McKinsey & Company hired to review NHS technology services

16 November 2020 Consultancy.uk

A contract published by the Department of Health and Social Care shows the department paid private consultants nearly £600,000 for its work on a review into NHS technology services. McKinsey & Company was awarded the seven-week contract via the Management Consultancy Services framework run by Crown Commercial Services.

The UK health and social care system is having to adapt quickly to a new environment, facing challenges including massive shortfalls in funding, and the colossal pressures placed upon it by an ageing population and an active pandemic. Digital innovation is seen as a key way for the NHS to meet spiking demand with depleted resources in the coming years. In order to enable the digitisation of the institution, the Government has regularly been tapping expertise from the consulting industry.

Earlier in 2020, this saw McKinsey & Company bag seven weeks of work on a major review into digital transformation in the NHS. The review was ordered by Health Secretary Matt Hancock in July, and saw the MBB strategy giant handed £588,000 for seven weeks of work, ending in mid-September.

McKinsey & Company hired to review NHS technology services

NHSX is a UK Government unit with responsibility for setting national policy and developing best practice for National Health Service technology, digital and data, including data sharing and transparency. Hancock had asked that the review examine how NHSX, NHS Digital and NHS England and Improvement work together to drive digital transformation in the health service.
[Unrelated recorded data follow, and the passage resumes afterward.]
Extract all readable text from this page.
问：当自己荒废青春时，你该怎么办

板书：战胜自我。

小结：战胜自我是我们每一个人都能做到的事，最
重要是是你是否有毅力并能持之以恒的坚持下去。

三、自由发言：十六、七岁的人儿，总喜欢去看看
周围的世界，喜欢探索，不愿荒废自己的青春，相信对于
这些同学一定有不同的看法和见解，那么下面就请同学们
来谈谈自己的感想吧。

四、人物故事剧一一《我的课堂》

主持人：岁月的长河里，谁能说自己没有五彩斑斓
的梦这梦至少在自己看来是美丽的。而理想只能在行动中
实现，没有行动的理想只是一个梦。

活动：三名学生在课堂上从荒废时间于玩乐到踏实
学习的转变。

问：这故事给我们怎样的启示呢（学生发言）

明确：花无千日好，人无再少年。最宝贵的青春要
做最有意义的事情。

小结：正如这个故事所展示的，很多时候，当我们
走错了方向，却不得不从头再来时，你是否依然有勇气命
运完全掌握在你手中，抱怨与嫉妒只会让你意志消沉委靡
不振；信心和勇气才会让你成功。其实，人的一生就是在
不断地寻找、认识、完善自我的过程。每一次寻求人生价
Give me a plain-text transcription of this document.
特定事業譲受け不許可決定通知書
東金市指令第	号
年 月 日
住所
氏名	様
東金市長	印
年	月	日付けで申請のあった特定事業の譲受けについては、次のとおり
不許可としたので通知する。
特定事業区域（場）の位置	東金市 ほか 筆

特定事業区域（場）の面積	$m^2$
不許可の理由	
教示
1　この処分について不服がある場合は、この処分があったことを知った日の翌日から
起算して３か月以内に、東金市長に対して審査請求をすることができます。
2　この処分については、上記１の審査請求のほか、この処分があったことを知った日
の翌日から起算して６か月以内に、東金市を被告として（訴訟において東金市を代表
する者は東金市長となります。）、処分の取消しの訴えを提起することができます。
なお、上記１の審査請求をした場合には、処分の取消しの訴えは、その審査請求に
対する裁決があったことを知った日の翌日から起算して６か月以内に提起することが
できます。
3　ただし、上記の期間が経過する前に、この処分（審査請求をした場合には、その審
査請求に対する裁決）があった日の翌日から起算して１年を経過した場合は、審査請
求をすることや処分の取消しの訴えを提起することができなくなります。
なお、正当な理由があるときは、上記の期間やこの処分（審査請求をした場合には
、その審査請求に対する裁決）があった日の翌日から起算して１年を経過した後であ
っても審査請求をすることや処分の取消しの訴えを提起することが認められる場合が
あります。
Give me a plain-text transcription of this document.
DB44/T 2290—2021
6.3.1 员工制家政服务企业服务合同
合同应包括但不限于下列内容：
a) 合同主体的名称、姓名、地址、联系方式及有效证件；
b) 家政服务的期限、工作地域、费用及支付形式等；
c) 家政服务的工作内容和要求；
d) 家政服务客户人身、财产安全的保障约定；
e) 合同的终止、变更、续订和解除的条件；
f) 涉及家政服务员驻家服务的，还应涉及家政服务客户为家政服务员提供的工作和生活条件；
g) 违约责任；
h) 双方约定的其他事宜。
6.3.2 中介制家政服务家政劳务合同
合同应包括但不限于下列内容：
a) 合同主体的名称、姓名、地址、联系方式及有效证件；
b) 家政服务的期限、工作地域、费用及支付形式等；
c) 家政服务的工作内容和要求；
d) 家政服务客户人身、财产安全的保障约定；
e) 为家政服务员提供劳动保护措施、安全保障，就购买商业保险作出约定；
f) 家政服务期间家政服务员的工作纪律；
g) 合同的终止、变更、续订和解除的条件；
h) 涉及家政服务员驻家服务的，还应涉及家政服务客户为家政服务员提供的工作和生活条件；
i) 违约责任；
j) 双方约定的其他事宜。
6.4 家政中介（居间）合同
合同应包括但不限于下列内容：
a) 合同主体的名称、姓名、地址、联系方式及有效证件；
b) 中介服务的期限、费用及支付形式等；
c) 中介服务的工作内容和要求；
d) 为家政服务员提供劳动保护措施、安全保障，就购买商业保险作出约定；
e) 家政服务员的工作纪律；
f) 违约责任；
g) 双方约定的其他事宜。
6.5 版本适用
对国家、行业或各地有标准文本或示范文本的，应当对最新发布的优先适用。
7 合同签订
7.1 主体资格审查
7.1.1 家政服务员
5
While the review was headed by Laura Wade-Gery, the Chair of NHS Digital, the recently published contract revealed the Department of Health and Social Care (DHSC) drafted consultancy firm McKinsey to work on the review – recruiting the firm through the Management Consultancy Services Framework, run by Crown Commercial Services.

A Department of Health and Social Care spokesperson said of the contract, “Better use of technology means better healthcare and we want to capitalise on the huge advances we’ve made in the use of technology within the NHS since the coronavirus outbreak. Together with NHS Digital, NHS England, NHS Improvement, NHSX and alongside the support of external specialists, we are reviewing how we can best support the NHS to accelerate the use of technology, digital and data. The aim is to transform and improve services, as envisaged in the NHS long-term plan, so that we respond effectively to the healthcare challenges we face.”

McKinsey was also tasked with the undertaking of a review of the governance underwriting the UK’s test and trace programme during the summer. The move came as the project reached a cross-roads in its leadership’s mandate, weeks after the programme was criticised for being too slow to warn people in areas of high infection rates. It was later revealed the firm had scooped £563,400 to decide the “vision, purpose and narrative” of the NHS Test and Trace programme – which continues to struggle amid the UK’s huge second wave of the pandemic.

Overall, it has been revealed that consultants have racked up a £175 million bill for their work during the Covid-19 pandemic so far. The huge increase since August has seen UK Parliament announce a probe into its heightened use of management consultants amid the crisis.